Vous avez un autocollant «publicité non merci» sur votre boîte aux lettres? Alors peut-être avez-vous récemment reçu un mystérieux courrier envoyé par La Poste. Cette dernière invite dans sa missive les destinataires à retirer ce fameux sticker pour bénéficier «de nombreux avantages» sous forme de «bons aux échantillons de produits» ou «d’invitations à des événements passionnants». En clair: une publicité, qui cible spécifiquement celles et ceux qui ne souhaitent pas en recevoir.
Cette action étonnante est désormais dans le viseur de la Fédération romande des consommateurs (FRC), annonce-t-elle en primeur à Blick. La puissante organisation vient de déposer une plainte contre le géant jaune auprès de la Commission suisse pour la loyauté, un organisme d'autocontrôle de la publicité, après avoir reçu une dizaine de réclamations venues de toute la Suisse romande.
Publicité «agressive» et «déloyale»
Ce qui poserait problème? «La constitution de fichiers ciblant les destinataires refusant la publicité pour les inciter à changer d'avis interroge sous l’angle de la loi sur la protection des données», estime Jean Tschopp, responsable du service juridique de l’association.
Celui qui est par ailleurs député socialiste au Grand Conseil vaudois cite aussi la loi contre la concurrence déloyale: «On peut y voir une forme de publicité agressive, mais surtout déloyale, puisque La Poste bénéficie des adresses de tout le monde, au contraire des autres entreprises de ce pays.»
À lire aussi
Sur le fond, «l’opposition à la publicité exprimée sans détour par les consommatrices et les consommateurs doit être respectée, tonne le juriste. L’envoi de courrier adressé ne doit pas devenir le moyen de s’y soustraire.» Objectif: «Nous voulons faire cesser cette pratique.»
Il tance aussi La Poste en sa qualité d'entreprise publique. «On est en droit d’attendre de sa part un peu plus de considération pour les choix des gens qui évoluent dans un environnement rempli d’injonctions publicitaires et qui cherchent à en protéger leur boîte aux lettres, un espace de vie privée, vitupère-t-il. Le succès rencontré par l’autocollant 'Non merci, pas de publicité!' de la FRC montre d'ailleurs à quel point les consommatrices et les consommateurs y sont sensibles. Rien que depuis le début de l'année, la FRC a reçu entre 200 et 250 commandes.»

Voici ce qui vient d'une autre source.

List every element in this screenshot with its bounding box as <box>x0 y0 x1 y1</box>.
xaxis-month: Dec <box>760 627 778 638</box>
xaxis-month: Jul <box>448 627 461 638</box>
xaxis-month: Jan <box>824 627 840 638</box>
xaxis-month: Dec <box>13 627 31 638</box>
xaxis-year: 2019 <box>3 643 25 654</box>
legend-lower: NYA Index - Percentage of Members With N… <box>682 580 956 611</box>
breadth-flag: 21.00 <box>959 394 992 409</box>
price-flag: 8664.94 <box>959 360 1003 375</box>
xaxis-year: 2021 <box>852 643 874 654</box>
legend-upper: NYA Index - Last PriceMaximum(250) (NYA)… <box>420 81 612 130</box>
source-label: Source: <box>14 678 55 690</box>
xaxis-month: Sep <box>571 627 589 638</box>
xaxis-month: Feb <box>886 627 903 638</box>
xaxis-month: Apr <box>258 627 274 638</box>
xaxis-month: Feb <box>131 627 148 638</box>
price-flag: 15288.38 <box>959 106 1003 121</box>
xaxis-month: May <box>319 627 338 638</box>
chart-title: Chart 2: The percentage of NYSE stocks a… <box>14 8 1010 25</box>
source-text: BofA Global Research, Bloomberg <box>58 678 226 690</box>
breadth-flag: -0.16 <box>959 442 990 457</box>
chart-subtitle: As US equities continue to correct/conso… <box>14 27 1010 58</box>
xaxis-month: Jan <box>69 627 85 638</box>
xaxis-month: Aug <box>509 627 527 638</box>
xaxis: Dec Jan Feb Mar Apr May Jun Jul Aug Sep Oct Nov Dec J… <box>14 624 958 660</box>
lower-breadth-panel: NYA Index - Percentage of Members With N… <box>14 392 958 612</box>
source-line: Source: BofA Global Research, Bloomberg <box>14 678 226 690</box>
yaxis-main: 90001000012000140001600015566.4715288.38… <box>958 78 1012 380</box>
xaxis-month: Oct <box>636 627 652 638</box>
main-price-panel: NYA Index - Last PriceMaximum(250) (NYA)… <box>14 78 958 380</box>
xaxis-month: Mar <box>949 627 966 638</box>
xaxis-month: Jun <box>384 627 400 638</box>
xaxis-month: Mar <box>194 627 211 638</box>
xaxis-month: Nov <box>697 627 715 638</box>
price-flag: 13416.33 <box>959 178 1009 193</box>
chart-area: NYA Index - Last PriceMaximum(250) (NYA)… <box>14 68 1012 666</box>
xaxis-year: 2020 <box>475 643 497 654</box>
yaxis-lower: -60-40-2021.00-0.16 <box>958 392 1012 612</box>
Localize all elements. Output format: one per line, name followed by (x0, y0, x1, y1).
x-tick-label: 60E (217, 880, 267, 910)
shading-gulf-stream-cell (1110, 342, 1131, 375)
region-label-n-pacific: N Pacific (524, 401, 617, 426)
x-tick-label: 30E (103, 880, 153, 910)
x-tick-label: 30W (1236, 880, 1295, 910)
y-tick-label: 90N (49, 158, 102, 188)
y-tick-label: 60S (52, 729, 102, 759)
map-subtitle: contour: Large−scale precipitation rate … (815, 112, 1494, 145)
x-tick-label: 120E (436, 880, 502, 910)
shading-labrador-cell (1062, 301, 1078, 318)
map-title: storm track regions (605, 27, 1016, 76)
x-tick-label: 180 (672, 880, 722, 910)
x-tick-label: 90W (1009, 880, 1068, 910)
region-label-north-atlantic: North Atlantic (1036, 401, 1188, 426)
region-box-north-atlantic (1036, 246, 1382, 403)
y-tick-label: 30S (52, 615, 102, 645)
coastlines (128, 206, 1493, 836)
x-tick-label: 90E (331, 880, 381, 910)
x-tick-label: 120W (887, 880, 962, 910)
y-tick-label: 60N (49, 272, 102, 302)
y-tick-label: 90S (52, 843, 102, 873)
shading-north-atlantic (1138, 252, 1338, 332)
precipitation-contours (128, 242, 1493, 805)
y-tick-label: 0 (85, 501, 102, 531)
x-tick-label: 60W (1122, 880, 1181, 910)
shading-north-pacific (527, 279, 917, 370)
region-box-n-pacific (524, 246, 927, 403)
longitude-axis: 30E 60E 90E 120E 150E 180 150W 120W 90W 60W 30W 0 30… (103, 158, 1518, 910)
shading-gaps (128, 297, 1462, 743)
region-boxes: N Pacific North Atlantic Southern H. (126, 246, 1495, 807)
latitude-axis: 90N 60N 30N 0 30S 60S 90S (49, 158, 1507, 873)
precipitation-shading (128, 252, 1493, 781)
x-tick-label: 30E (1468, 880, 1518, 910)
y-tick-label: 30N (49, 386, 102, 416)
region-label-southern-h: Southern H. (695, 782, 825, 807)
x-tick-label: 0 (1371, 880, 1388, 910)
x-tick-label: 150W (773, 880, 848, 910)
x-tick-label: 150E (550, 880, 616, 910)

La Poste défend ses pratiques
Contactée et confrontée ce mercredi, La Poste nous assure ne pas avoir connaissance d'une plainte. Elle ne la commentera pas. «Si la Commission suisse pour la loyauté nous contacte, nous examinerons bien entendu avec beaucoup d’attention les contenus d’une éventuelle plainte et prendrons position directement vis-à-vis de la Commission», écrit dans un e-mail la porte-parole Nathalie Dérobert.
Plus globalement, elle affirme que le géant jaune respecte la volonté des personnes qui ne souhaitent pas recevoir d’envois publicitaires non adressés. «Si quelqu’un a apposé un autocollant 'Non merci — pas de publicité' sur sa boîte aux lettres, les factrices et facteurs ne déposeront pas de publicité non adressée dans cette boîte aux lettres, soutient la communicante. En ce qui concerne le courrier mentionné, il s’agit d’un envoi adressé. La publicité adressée est distribuée même si un autocollant est apposé sur la boîte aux lettres.»
Une exception impossible à contourner? Rassurez-vous. «Les personnes qui ne souhaitent pas recevoir de publicité adressée peuvent s’inscrire sur la 'liste Robinson' tenue par l’Association suisse de marketing direct (SDV), glisse encore Nathalie Dérobert. Les personnes inscrites n'en recevront plus.»
À noter enfin que près de la moitié du volume des envois traités par la Poste sont des envois non adressés, en grande majorité des publicités. La raison? «Ils contribuent à financer le service universel et à garantir des emplois (facteurs courrier): environ 500 postes à plein temps à La Poste dépendent des envois publicitaires, ajoute la porte-parole. Les envois publicitaires contribuent aussi à l’offre d’emplois dans les PME suisses et leur permettent d’atteindre directement les ménages.»